This Friday marks the 49th anniversary of when humans first landed on the moon. As someone who supports lunar exploration (last year I announced my Stephen L. Thompson Lunar Exploration Prize) I wanted to do something to mark the occasion. Therefore, from now through Saturday, you will be able to grab my two books dealing with the moon for free.
Hopefully, in the not too distant future humans will return to the moon. We will build bases and colonies, make farms and factories, and live, love and learn. “A Cabin Under a Cloudy Sea and other stories” contains five of my short stories that are all set upon the moon. They give the tiniest glimpse of the possibilities awaiting us there.
Over the last few years a lot of people have caught Mars fever. It seems a week doesn’t go by without a report of some new group wanting to send people to Mars, or some big name in the industry talking about why we have to go to Mars, or articles talking about the glorious future humanity will have on Mars. All of this worries me. In my opinion, a Mars base is currently not sustainable because there’s no way for it to make money. A few missions may fly doing extraordinary science, but if it’s then cancelled for cost the whole Mars Project may just be seen as an expensive stunt.

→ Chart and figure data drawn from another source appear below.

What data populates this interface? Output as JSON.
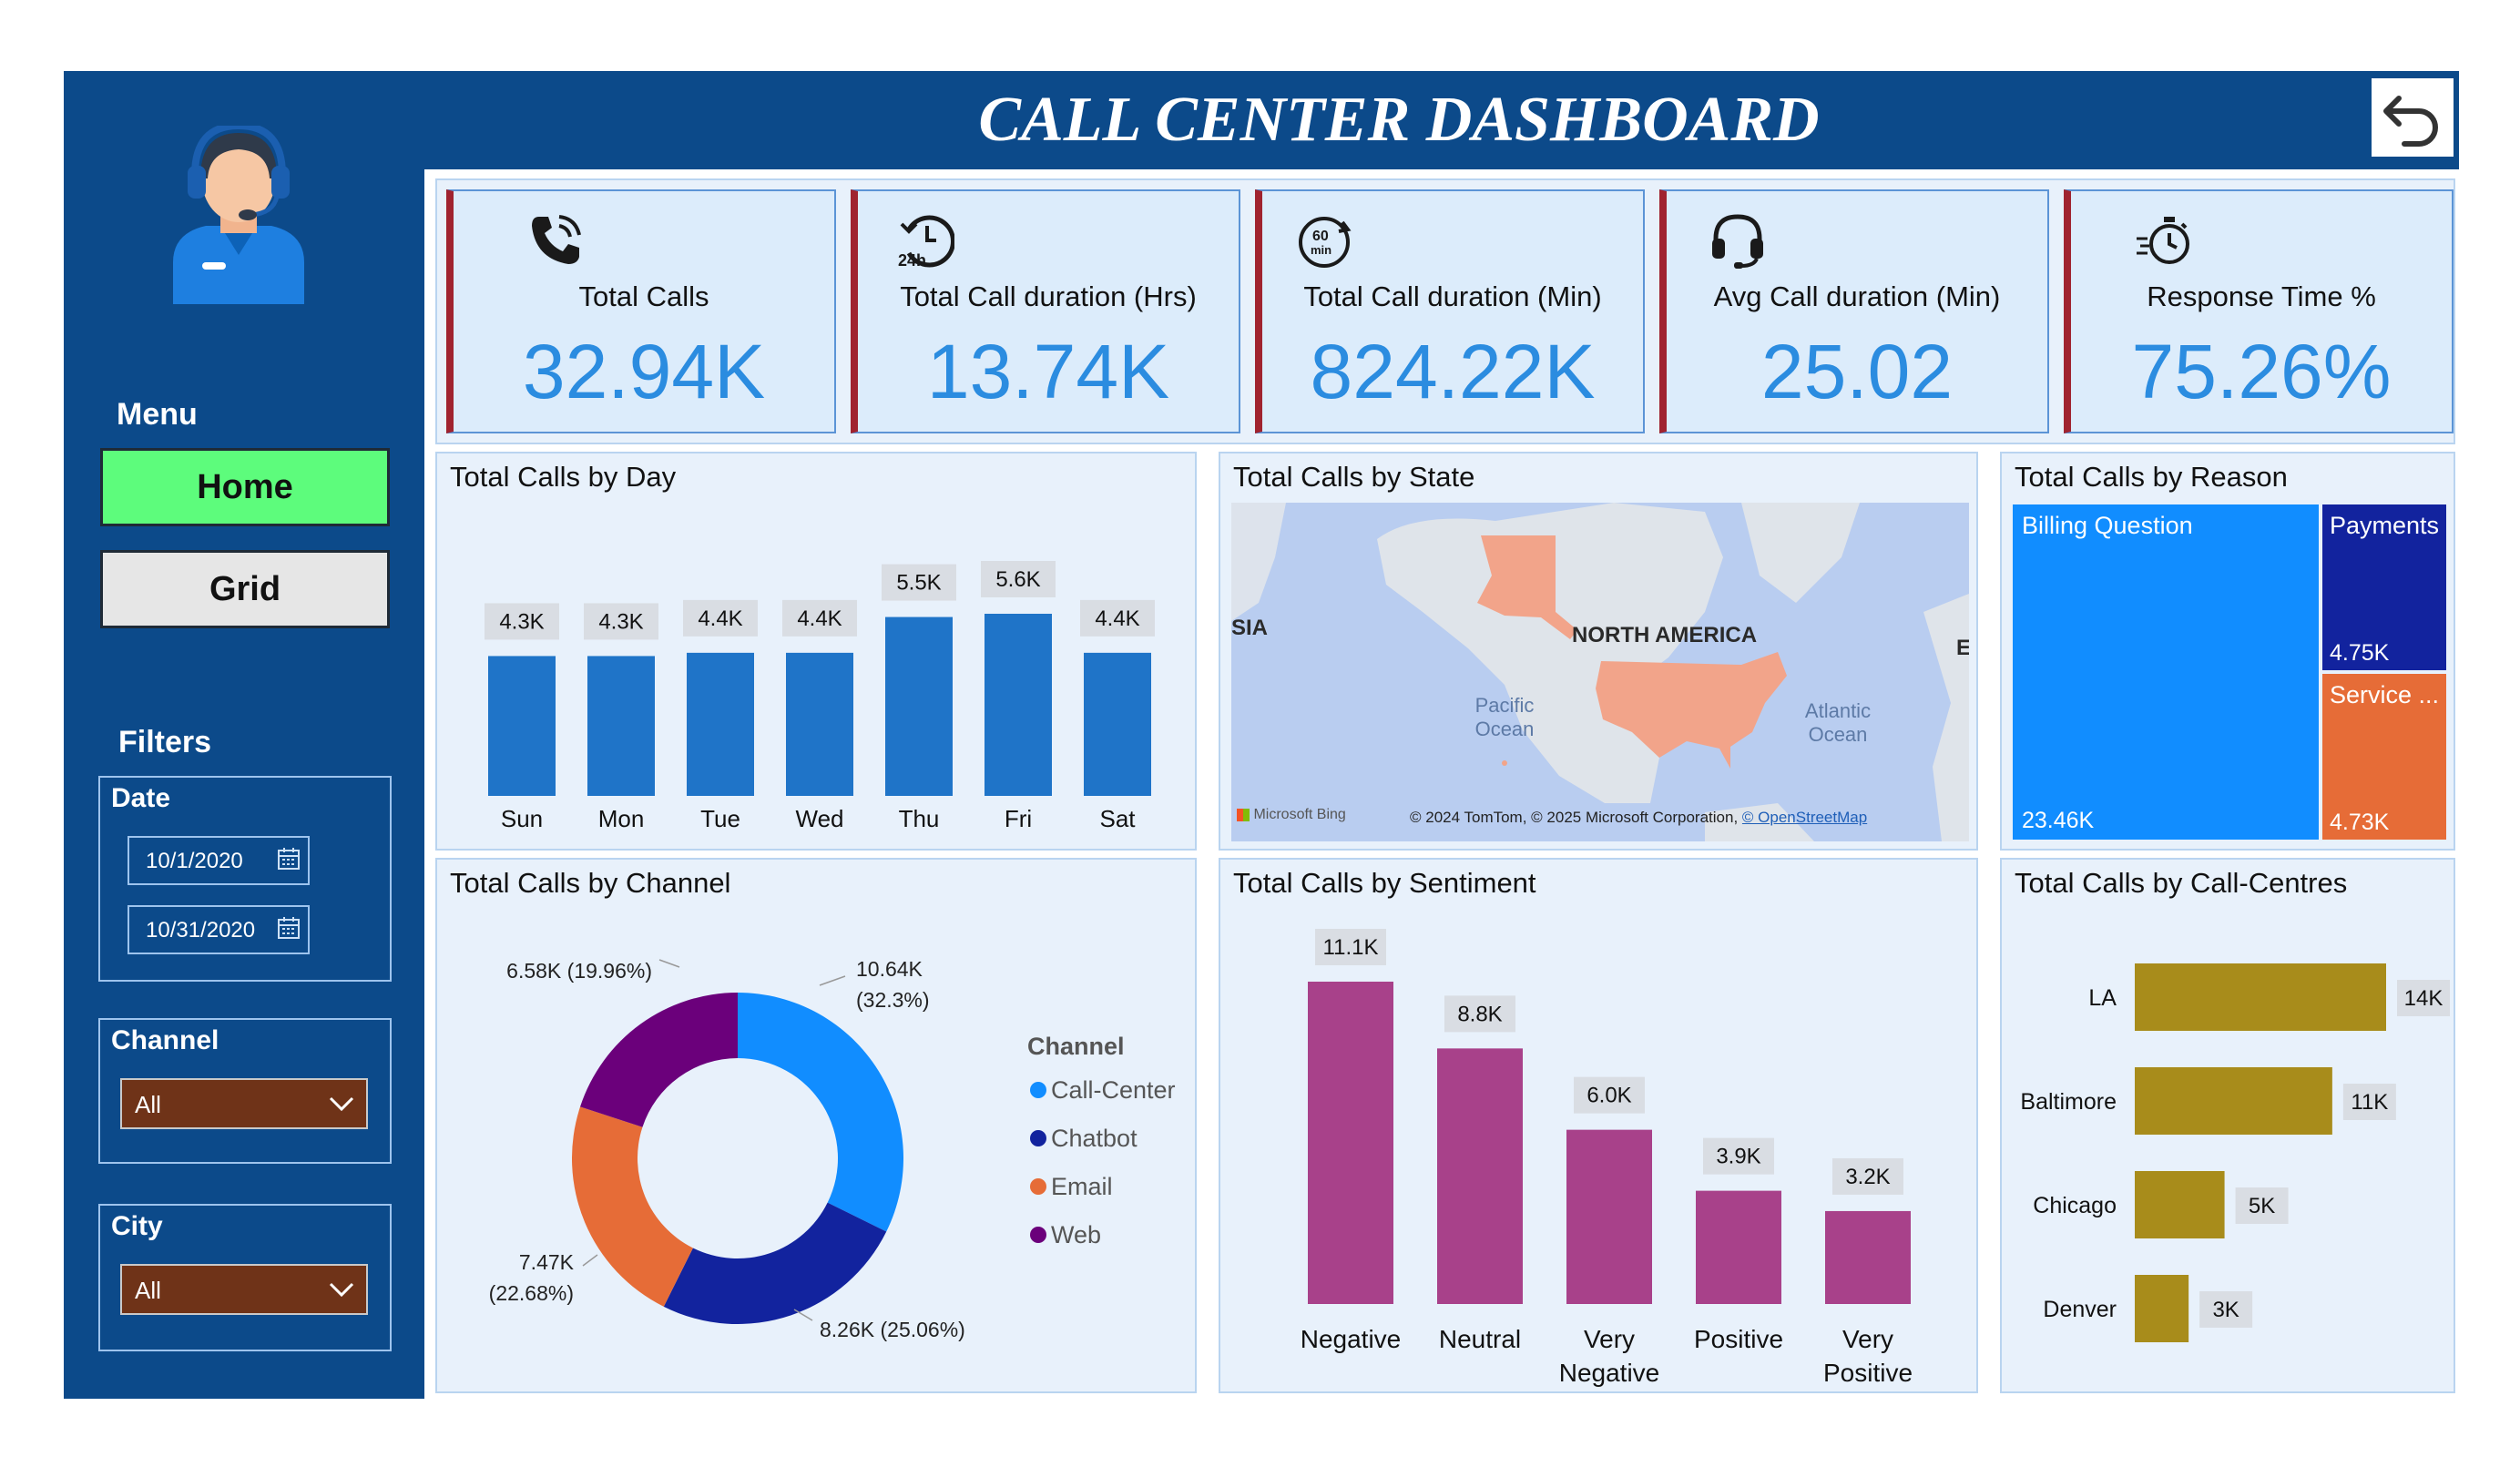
{
  "title": "CALL CENTER DASHBOARD",
  "sidebar": {
    "menu_heading": "Menu",
    "home_label": "Home",
    "grid_label": "Grid",
    "filters_heading": "Filters",
    "date_label": "Date",
    "date_from": "10/1/2020",
    "date_to": "10/31/2020",
    "channel_label": "Channel",
    "channel_value": "All",
    "city_label": "City",
    "city_value": "All"
  },
  "kpis": [
    {
      "label": "Total Calls",
      "value": "32.94K",
      "icon": "phone-ringing-icon"
    },
    {
      "label": "Total Call duration (Hrs)",
      "value": "13.74K",
      "icon": "24h-clock-icon"
    },
    {
      "label": "Total Call duration (Min)",
      "value": "824.22K",
      "icon": "60-min-timer-icon"
    },
    {
      "label": "Avg Call duration (Min)",
      "value": "25.02",
      "icon": "headset-icon"
    },
    {
      "label": "Response Time %",
      "value": "75.26%",
      "icon": "fast-stopwatch-icon"
    }
  ],
  "colors": {
    "navy": "#0c4a8a",
    "kpi_value": "#2b8ce0",
    "bar_blue": "#1f74c8",
    "sentiment": "#a8418a",
    "gold": "#a88c1b",
    "home_green": "#5dfc7c",
    "accent_red": "#a0232f"
  },
  "panels": {
    "day_title": "Total Calls by Day",
    "state_title": "Total Calls by State",
    "reason_title": "Total Calls by Reason",
    "channel_title": "Total Calls by Channel",
    "sentiment_title": "Total Calls by Sentiment",
    "centres_title": "Total Calls by Call-Centres"
  },
  "map": {
    "label_continent": "NORTH AMERICA",
    "label_asia": "SIA",
    "label_europe": "E",
    "label_pacific_1": "Pacific",
    "label_pacific_2": "Ocean",
    "label_atlantic_1": "Atlantic",
    "label_atlantic_2": "Ocean",
    "bing": "Microsoft Bing",
    "copyright": "© 2024 TomTom, © 2025 Microsoft Corporation,",
    "osm_link": "© OpenStreetMap"
  },
  "chart_data": [
    {
      "type": "bar",
      "title": "Total Calls by Day",
      "categories": [
        "Sun",
        "Mon",
        "Tue",
        "Wed",
        "Thu",
        "Fri",
        "Sat"
      ],
      "values": [
        4.3,
        4.3,
        4.4,
        4.4,
        5.5,
        5.6,
        4.4
      ],
      "labels": [
        "4.3K",
        "4.3K",
        "4.4K",
        "4.4K",
        "5.5K",
        "5.6K",
        "4.4K"
      ]
    },
    {
      "type": "treemap",
      "title": "Total Calls by Reason",
      "items": [
        {
          "name": "Billing Question",
          "label": "23.46K",
          "value": 23.46
        },
        {
          "name": "Payments",
          "label": "4.75K",
          "value": 4.75
        },
        {
          "name": "Service ...",
          "label": "4.73K",
          "value": 4.73
        }
      ]
    },
    {
      "type": "pie",
      "title": "Total Calls by Channel",
      "legend_title": "Channel",
      "slices": [
        {
          "name": "Call-Center",
          "value": 10.64,
          "label_1": "10.64K",
          "label_2": "(32.3%)",
          "color": "#118dff"
        },
        {
          "name": "Chatbot",
          "value": 8.26,
          "label_1": "8.26K (25.06%)",
          "label_2": "",
          "color": "#12239e"
        },
        {
          "name": "Email",
          "value": 7.47,
          "label_1": "7.47K",
          "label_2": "(22.68%)",
          "color": "#e66c37"
        },
        {
          "name": "Web",
          "value": 6.58,
          "label_1": "6.58K (19.96%)",
          "label_2": "",
          "color": "#6b007b"
        }
      ]
    },
    {
      "type": "bar",
      "title": "Total Calls by Sentiment",
      "categories": [
        [
          "Negative"
        ],
        [
          "Neutral"
        ],
        [
          "Very",
          "Negative"
        ],
        [
          "Positive"
        ],
        [
          "Very",
          "Positive"
        ]
      ],
      "values": [
        11.1,
        8.8,
        6.0,
        3.9,
        3.2
      ],
      "labels": [
        "11.1K",
        "8.8K",
        "6.0K",
        "3.9K",
        "3.2K"
      ]
    },
    {
      "type": "bar",
      "orientation": "horizontal",
      "title": "Total Calls by Call-Centres",
      "categories": [
        "LA",
        "Baltimore",
        "Chicago",
        "Denver"
      ],
      "values": [
        14,
        11,
        5,
        3
      ],
      "labels": [
        "14K",
        "11K",
        "5K",
        "3K"
      ]
    }
  ]
}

Fortunately, there are other places in the solar system besides Mars. While bases on the moon and amongst the asteroids won’t be as inspirational as one on Mars, they will have opportunities for businesses to make goods and services as well as profits, meaning less chance of them being outright cancelled. This will make life better on Earth and secure a firm foothold in space for humanity. The essays in “The Moon Before Mars: Why returning to the moon makes more sense than rushing off to Mars” allow me to describe my ideas on what can be accomplished on the moon and with the asteroids, and why Mars isn’t the destiny of humanity its cheerleaders make it out to be.